Zizq.enqueue(SendEmailJob, user.id, template: 'welcome')

And the worker is run to perform those jobs like this:

$ zizq-worker --threads 5 --fibers 2 app.rb
I, [2026-03-24T15:25:57.738131 #1331422]  INFO -- : Zizq worker starting: 5 threads, 2 fibers, prefetch=20
I, [2026-03-24T15:25:57.738222 #1331422]  INFO -- : Queues: (all)
I, [2026-03-24T15:25:57.739861 #1331422]  INFO -- : Worker 0:0 started
I, [2026-03-24T15:25:57.739962 #1331422]  INFO -- : Worker 0:1 started
I, [2026-03-24T15:25:57.740131 #1331422]  INFO -- : Worker 1:0 started
I, [2026-03-24T15:25:57.740211 #1331422]  INFO -- : Worker 1:1 started
I, [2026-03-24T15:25:57.740352 #1331422]  INFO -- : Worker 2:0 started
I, [2026-03-24T15:25:57.740408 #1331422]  INFO -- : Worker 2:1 started
I, [2026-03-24T15:25:57.740532 #1331422]  INFO -- : Worker 3:0 started
I, [2026-03-24T15:25:57.740590 #1331422]  INFO -- : Worker 3:1 started
I, [2026-03-24T15:25:57.740722 #1331422]  INFO -- : Worker 4:0 started
I, [2026-03-24T15:25:57.740776 #1331422]  INFO -- : Worker 4:1 started
I, [2026-03-24T15:25:57.740844 #1331422]  INFO -- : Zizq producer thread started
I, [2026-03-24T15:25:57.740878 #1331422]  INFO -- : Connecting to http://localhost:7890...
I, [2026-03-24T15:25:57.792173 #1331422]  INFO -- : Connected. Listening for jobs.
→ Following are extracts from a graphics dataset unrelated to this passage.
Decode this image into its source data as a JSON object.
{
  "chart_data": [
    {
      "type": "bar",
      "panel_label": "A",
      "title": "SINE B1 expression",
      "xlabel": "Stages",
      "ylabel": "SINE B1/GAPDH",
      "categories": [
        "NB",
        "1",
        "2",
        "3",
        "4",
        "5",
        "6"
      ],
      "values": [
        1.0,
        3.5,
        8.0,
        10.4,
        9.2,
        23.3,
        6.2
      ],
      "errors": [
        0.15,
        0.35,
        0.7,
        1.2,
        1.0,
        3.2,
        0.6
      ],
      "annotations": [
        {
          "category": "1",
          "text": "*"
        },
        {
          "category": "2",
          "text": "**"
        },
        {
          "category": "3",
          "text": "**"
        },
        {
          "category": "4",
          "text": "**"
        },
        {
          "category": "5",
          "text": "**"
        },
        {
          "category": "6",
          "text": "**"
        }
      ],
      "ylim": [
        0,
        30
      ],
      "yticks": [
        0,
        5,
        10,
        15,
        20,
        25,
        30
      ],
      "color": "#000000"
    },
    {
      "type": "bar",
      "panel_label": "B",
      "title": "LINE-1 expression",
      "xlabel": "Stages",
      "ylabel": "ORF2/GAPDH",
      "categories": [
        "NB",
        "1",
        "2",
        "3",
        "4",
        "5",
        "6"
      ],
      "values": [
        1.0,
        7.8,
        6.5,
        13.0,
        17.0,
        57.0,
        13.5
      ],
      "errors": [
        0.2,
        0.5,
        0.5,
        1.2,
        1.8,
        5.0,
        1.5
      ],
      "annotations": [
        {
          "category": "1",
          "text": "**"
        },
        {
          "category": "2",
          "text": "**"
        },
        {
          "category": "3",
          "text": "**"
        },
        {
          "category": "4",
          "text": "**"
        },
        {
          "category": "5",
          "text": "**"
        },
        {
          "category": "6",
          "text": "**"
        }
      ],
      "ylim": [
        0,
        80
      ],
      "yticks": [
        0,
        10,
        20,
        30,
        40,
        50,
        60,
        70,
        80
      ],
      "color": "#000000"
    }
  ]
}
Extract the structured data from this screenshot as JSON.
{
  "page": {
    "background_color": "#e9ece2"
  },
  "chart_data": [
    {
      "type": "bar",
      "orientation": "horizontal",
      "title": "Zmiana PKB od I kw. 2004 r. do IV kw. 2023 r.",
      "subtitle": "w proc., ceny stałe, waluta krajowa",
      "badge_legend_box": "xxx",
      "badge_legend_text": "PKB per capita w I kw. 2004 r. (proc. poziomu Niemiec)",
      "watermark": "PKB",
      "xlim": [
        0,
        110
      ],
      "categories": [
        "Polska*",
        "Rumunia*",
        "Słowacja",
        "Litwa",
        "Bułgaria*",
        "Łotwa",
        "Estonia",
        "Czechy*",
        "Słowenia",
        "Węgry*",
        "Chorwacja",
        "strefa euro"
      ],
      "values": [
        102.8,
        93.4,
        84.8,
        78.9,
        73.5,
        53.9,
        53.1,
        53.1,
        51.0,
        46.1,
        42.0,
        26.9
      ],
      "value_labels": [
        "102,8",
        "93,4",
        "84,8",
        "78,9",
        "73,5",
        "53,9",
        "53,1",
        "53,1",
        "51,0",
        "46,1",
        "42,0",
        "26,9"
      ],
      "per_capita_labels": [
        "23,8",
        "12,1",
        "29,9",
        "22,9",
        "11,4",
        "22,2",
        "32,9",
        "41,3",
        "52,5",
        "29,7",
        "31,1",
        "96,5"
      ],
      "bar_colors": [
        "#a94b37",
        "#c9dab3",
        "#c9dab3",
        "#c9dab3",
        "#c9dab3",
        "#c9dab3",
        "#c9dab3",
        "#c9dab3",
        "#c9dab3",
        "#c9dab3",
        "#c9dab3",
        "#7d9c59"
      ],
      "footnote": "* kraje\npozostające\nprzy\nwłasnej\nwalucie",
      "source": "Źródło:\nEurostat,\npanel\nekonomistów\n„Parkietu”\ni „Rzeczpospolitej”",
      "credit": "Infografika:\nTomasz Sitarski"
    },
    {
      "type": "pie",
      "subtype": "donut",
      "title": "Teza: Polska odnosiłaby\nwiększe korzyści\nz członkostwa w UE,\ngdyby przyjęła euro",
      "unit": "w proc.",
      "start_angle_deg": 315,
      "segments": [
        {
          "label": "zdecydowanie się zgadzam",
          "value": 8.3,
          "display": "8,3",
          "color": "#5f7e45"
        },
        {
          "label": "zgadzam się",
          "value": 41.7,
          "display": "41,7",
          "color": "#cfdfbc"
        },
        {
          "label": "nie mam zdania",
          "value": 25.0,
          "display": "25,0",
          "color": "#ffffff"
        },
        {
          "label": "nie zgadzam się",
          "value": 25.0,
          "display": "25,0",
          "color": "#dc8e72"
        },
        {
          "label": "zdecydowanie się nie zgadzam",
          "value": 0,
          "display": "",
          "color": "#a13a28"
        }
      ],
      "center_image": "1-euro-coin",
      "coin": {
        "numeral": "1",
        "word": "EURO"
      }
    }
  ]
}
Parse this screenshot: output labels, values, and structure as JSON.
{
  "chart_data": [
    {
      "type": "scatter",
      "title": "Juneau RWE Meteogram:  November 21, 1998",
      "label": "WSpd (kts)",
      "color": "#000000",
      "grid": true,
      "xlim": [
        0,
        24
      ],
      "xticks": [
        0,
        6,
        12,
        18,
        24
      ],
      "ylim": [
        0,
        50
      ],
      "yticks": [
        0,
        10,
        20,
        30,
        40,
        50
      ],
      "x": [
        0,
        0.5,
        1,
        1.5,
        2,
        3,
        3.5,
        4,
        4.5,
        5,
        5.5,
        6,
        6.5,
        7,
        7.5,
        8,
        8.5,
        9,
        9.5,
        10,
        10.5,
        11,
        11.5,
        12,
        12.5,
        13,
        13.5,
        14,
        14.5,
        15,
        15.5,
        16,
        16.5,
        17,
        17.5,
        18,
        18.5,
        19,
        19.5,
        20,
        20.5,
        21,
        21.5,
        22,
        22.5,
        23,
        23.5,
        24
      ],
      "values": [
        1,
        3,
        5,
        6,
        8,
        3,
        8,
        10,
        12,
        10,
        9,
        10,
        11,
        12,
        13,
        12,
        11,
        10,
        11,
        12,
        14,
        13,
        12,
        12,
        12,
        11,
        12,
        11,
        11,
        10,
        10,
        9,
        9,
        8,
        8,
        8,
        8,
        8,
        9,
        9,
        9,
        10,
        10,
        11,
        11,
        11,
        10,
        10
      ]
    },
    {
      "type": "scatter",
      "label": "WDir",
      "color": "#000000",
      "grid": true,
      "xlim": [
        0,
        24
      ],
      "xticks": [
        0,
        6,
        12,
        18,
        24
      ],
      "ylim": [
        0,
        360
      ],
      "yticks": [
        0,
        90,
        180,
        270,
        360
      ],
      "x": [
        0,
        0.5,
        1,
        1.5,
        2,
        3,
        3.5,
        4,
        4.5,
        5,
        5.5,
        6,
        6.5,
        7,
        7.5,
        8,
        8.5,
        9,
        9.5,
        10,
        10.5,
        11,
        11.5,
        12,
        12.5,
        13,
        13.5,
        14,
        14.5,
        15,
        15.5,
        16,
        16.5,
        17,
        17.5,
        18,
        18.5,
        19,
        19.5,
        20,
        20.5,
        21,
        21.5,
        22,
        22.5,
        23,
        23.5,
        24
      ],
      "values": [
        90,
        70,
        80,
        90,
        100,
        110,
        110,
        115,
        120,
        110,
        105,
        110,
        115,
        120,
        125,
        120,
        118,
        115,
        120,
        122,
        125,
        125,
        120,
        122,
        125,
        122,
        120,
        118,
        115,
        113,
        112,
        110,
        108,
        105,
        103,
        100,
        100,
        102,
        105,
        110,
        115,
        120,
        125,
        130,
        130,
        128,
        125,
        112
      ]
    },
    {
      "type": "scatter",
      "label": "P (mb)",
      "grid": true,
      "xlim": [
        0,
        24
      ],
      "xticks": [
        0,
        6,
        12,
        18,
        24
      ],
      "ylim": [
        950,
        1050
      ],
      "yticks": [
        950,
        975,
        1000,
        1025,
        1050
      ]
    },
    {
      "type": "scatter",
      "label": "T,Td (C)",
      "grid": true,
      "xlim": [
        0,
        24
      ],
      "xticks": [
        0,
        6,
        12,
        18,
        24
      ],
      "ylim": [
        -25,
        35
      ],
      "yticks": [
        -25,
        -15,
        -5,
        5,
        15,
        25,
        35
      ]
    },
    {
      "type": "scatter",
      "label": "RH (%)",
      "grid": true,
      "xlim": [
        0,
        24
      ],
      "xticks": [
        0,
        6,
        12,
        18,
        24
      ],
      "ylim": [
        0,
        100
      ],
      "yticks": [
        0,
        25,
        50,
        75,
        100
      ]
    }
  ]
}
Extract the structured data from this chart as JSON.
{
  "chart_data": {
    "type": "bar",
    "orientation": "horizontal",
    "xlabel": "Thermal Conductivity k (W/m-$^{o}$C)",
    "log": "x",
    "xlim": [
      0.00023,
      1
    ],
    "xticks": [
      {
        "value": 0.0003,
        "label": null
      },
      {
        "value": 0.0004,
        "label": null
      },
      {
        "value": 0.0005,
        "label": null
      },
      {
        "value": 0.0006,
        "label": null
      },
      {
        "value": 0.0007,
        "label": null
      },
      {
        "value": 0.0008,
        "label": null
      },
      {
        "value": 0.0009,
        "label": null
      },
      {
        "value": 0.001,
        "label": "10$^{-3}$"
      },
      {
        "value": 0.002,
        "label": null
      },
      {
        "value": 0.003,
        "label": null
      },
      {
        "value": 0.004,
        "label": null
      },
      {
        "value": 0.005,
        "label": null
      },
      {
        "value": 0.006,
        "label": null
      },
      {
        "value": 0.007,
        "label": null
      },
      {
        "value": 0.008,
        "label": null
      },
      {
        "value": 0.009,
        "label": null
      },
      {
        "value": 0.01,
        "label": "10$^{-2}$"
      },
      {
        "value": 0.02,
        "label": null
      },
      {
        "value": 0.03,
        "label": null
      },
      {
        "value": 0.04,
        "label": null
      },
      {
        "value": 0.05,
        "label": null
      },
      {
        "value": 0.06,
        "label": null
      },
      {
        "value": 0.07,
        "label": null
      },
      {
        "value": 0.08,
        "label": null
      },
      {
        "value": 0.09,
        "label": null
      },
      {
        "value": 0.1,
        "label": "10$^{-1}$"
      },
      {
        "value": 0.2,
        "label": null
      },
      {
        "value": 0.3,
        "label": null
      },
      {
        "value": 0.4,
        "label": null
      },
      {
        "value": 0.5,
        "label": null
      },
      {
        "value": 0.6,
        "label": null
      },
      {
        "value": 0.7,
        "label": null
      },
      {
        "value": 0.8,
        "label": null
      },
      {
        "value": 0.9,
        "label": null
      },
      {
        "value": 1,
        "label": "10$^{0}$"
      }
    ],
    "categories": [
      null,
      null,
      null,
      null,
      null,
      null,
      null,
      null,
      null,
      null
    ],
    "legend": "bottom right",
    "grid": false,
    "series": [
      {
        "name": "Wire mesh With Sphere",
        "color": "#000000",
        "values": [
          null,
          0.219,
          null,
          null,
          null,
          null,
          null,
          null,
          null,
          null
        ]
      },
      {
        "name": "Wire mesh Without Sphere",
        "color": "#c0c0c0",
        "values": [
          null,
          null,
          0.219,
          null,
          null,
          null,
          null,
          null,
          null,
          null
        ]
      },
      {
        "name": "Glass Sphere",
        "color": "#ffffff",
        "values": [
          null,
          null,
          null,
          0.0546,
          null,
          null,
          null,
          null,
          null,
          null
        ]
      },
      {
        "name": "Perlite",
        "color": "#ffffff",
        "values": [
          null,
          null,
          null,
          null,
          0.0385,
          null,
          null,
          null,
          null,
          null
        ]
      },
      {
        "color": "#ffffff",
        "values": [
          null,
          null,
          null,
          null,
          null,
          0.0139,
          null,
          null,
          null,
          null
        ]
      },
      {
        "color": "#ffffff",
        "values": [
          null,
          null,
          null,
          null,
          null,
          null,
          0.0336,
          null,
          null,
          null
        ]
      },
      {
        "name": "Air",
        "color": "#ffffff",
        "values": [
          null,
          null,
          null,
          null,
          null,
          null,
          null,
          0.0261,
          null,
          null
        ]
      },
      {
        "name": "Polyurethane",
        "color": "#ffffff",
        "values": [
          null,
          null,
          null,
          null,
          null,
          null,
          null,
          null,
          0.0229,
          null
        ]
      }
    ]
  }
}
The worker dequeues jobs from the server, loads and instantiates the job class and then calls the #perform method on that job instance. As long as no errors are raised by the job, the client acknowledges execution of that job with the server. Any errors raised are handled by the worker and reported to the server which will either backoff and retry, or kill the job if it has exceeded its retry limit.

Tip

For more advanced and cross-language use cases, jobs can be enqueued and processed directly by using a custom dispatcher.